University of Benghazi Rises From Ruins: Students Dream Again After Decade of War

A Decade of Destruction Ends — Libya's Oldest University Reopens

A decade after fierce battles reduced much of the University of Benghazi to rubble, students at Libya's oldest and largest university are once again filling lecture halls and daring to dream of a future beyond conflict. The restoration of the 73-year-old institution marks one of the most powerful symbols of Libya's fragile recovery — proof that even in a nation fractured by war, education refuses to die. As of June 2026, full academic operations have resumed across multiple faculties.

From Battlefield to Campus: What Was Destroyed

The University of Benghazi, founded in 1955, was once among the most prestigious academic institutions in North Africa. At its peak, it served over 70,000 students across dozens of faculties. But during the brutal urban warfare that engulfed Benghazi between 2014 and 2017 — particularly during the conflict involving jihadist militias and forces aligned with Khalifa Haftar's Libyan National Army — large swathes of the campus were reduced to rubble. An estimated 40 percent of the university's infrastructure was either destroyed or rendered unusable. Classrooms were shattered by shelling, laboratories were looted, and entire wings of the engineering and medical faculties collapsed.

Key Facts: The Road to Reconstruction

  • The University of Benghazi was founded in 1955 and is Libya's oldest higher education institution
  • Over 70,000 students were enrolled before the conflict began in 2014
  • Approximately 40 percent of campus infrastructure was destroyed during the Benghazi battles
  • Full academic operations resumed in 2026 after years of phased reconstruction
  • The rebuilding effort involved the Libya Reconstruction Fund and international partners
  • Students across medicine, engineering, law, and liberal arts have returned to in-person instruction

Students Speak: "We Refused to Let War Take Our Future"

For the young Libyans walking through rebuilt gates this year, reopening day carried an emotional weight no headline can capture. Students describe years of studying in makeshift classrooms, attending lectures by candlelight during power outages, and relying on photocopied textbooks when entire libraries had been burned. "We refused to let war take our future," said one returning medical student. "Our professors kept teaching even when buildings were falling around us. Now that we have walls and roofs again, nothing will stop us." The resilience of the student body mirrors a broader determination among ordinary Libyans who have endured over a decade of political division.

Why This Matters for All of Libya

The revival of the University of Benghazi carries national significance far beyond one campus. As the country's oldest university, it has produced generations of Libya's doctors, engineers, judges, and leaders. Its closure during the conflict created a brain drain the entire nation still feels. With rival administrations in Tripoli and eastern Libya struggling to unify, the university's reopening offers a rare, tangible sign of progress that transcends political lines. For Libyans across the country, the message is clear: reconstruction is not just about roads and buildings — it is about restoring the institutions that give a nation its identity and future. The return of 70,000 students to a functioning campus represents one of the largest single steps toward normalcy in Libya since 2011.

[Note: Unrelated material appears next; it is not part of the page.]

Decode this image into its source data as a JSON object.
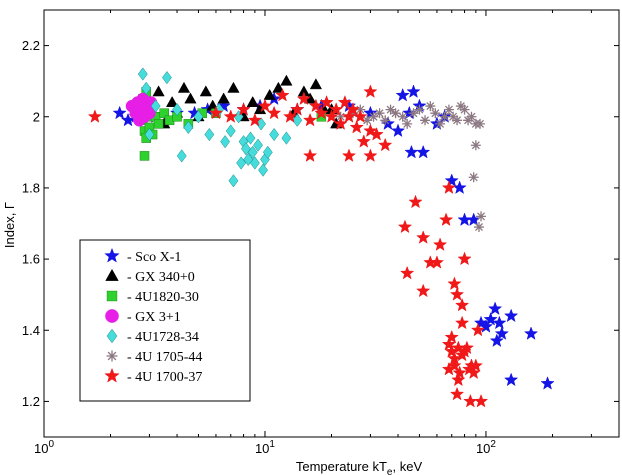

Looking Ahead: A New Chapter for Libyan Education

The road ahead remains challenging. Years of conflict left deep scars on Libya's education system at every level, and international funding for reconstruction is never guaranteed. The university still needs modern laboratories, updated digital infrastructure, and academic exchange programs to reconnect with the global scholarly community. But the fact that students are sitting in actual classrooms again — not bombed-out shelters — is a milestone worth celebrating. Every lecture delivered on the rebuilt campus is an act of defiance against the forces that tried to destroy it, and a promise that Libya's next generation will be its most educated yet.